Action Comics written by Grant Morrison has 42.82% less orders in April than last October. Superman, who started out with George Perez for six issues, has new creators Keith Giffen and Dan Jurgens who keep this book very close to the average month to month at 31.57% less orders than October.
Let’s take a look at Scott Lobdell’s Superboy. At 44.45% less books being ordered in April, 2012, it has the highest deficit of the three books and yet – Lobdell has been tapped to take over the consistent Superman (despite two writing teams already) in September. WHY? It certainly isn’t the numbers.

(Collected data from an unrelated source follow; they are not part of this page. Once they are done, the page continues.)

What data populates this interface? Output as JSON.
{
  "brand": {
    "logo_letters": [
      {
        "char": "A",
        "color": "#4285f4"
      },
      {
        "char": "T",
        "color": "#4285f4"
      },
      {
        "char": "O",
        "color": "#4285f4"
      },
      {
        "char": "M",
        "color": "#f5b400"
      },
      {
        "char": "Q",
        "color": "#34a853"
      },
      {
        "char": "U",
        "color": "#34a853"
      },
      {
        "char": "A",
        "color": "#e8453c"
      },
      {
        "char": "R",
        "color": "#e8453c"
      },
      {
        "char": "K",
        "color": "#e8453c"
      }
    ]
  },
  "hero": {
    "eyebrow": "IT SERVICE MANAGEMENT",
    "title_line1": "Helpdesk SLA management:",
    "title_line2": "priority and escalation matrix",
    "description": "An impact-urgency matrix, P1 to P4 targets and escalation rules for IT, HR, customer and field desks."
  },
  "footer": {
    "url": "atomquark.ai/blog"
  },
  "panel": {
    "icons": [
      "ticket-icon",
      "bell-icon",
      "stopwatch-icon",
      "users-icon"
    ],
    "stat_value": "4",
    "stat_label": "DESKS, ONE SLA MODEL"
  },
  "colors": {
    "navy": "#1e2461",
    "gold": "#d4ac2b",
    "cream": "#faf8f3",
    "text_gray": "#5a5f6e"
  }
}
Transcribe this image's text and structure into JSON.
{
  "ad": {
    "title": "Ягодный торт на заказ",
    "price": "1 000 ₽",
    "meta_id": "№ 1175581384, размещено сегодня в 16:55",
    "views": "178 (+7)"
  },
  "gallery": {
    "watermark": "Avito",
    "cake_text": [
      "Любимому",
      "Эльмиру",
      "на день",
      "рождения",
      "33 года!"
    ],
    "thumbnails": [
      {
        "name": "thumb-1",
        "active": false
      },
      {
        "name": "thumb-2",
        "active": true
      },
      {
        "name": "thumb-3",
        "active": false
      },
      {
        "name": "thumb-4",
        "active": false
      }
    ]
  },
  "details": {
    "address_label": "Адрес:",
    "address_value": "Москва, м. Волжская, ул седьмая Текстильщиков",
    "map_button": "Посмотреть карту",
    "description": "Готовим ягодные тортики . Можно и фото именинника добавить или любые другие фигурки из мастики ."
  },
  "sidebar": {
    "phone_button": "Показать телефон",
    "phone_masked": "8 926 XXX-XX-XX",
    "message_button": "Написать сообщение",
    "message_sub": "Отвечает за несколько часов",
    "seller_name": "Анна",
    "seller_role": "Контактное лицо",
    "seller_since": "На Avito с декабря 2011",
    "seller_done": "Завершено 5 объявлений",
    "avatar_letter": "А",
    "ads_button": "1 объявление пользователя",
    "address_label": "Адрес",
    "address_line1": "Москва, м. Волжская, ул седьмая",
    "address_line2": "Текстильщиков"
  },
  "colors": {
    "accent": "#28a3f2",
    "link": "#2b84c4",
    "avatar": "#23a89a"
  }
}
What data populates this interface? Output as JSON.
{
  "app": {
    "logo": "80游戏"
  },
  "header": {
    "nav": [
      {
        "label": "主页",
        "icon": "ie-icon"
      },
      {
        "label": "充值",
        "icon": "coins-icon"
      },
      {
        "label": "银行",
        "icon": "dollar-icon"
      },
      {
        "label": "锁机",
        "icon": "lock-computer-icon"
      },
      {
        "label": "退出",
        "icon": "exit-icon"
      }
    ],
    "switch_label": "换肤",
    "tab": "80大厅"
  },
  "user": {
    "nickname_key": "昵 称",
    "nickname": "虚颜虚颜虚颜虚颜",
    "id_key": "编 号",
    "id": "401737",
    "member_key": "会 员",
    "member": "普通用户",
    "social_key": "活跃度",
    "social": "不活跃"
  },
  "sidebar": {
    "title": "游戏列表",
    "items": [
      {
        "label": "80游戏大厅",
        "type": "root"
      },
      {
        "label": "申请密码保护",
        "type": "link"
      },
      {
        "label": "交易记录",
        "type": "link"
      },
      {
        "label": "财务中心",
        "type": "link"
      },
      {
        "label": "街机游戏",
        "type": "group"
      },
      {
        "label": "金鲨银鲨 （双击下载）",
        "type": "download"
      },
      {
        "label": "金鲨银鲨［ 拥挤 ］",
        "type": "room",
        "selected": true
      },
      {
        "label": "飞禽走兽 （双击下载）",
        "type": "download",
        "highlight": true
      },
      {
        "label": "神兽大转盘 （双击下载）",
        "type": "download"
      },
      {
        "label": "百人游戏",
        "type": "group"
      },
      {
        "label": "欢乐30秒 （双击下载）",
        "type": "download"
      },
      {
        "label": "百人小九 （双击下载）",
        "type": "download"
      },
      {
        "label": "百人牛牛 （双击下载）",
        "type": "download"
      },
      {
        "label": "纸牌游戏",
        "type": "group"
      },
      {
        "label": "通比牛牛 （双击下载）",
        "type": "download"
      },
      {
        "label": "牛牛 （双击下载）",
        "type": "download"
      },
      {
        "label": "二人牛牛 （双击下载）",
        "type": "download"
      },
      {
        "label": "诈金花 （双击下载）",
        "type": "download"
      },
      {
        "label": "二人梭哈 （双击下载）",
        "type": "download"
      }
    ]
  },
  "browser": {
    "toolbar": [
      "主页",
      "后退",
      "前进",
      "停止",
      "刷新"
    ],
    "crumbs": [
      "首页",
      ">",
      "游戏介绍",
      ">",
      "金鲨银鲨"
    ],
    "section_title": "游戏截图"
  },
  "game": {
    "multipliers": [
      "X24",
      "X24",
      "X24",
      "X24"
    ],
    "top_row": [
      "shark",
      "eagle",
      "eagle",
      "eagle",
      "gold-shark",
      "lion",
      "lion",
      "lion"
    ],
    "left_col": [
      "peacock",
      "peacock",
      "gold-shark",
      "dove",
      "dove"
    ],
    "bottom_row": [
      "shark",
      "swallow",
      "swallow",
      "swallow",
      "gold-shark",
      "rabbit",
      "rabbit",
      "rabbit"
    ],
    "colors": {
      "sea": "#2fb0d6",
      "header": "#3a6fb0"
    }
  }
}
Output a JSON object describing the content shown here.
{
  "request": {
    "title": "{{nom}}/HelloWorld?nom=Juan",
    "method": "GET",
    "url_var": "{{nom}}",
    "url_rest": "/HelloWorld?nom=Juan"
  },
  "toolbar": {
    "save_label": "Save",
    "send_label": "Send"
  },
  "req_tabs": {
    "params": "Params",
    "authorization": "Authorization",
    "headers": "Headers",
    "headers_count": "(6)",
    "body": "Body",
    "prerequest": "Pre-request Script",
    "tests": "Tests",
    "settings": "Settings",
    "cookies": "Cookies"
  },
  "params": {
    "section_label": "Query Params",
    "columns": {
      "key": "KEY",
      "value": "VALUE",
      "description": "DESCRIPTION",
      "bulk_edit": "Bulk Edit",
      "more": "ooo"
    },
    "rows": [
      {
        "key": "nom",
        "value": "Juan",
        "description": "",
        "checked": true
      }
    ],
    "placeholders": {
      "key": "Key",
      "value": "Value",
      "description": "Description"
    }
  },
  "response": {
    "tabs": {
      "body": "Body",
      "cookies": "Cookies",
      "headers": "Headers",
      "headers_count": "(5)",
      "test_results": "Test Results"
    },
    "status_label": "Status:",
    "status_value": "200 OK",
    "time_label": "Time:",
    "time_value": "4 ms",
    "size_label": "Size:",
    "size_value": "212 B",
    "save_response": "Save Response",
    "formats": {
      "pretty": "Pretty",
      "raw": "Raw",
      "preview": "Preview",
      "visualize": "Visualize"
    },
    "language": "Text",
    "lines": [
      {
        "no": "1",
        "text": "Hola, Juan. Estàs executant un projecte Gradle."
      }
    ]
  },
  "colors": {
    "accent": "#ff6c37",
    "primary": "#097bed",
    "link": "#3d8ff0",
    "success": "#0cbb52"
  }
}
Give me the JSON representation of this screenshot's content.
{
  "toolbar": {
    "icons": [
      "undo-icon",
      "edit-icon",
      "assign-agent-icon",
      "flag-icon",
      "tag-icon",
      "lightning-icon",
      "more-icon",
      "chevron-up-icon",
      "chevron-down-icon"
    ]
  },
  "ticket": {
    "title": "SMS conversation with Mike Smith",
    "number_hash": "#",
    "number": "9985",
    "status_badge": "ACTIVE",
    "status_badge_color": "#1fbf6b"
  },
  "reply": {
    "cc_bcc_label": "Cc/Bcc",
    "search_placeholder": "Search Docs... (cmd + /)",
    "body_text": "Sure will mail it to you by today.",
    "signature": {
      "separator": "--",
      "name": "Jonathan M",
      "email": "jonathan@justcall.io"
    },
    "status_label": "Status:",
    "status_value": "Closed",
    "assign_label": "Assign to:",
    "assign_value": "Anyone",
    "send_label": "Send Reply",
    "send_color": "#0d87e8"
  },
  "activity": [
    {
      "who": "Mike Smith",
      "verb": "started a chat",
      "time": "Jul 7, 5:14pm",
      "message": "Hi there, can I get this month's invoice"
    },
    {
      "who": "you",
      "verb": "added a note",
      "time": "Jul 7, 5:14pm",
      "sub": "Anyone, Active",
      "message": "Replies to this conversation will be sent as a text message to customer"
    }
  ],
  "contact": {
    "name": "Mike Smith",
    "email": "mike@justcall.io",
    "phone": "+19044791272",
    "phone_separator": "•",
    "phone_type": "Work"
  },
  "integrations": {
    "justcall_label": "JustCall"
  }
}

Why put a writer whose story about a young ‘Superman’ is failing to maintain orders month to month on a book that, all things considered, is maintaining its order numbers?
Superman wasn’t/isn’t in trouble. Action and Superboy are. The numbers have shown this month after month. So why mess with the Superman book yet again? Could it be something besides numbers?
Could it be that Lobdell will be more attuned to editorial’s desires to continuously hard reboot the character of Superman? And if so, why this insistence that Superman would flourish as an alienated anti-hero rather than the true blue hero he has been for 74 years? Why not just call him Mister Majestic and get it over with? Or doesn’t the character of Mister Majestic not sell well even if you put him in Superman’s new 52 armor? Guess the only way to find that out is to take the character from creators who have written Superman well and who have great love for the character and place him in the hands of someone who will tow the editorial line.
Final question: At what cost to the iconic character and his fans?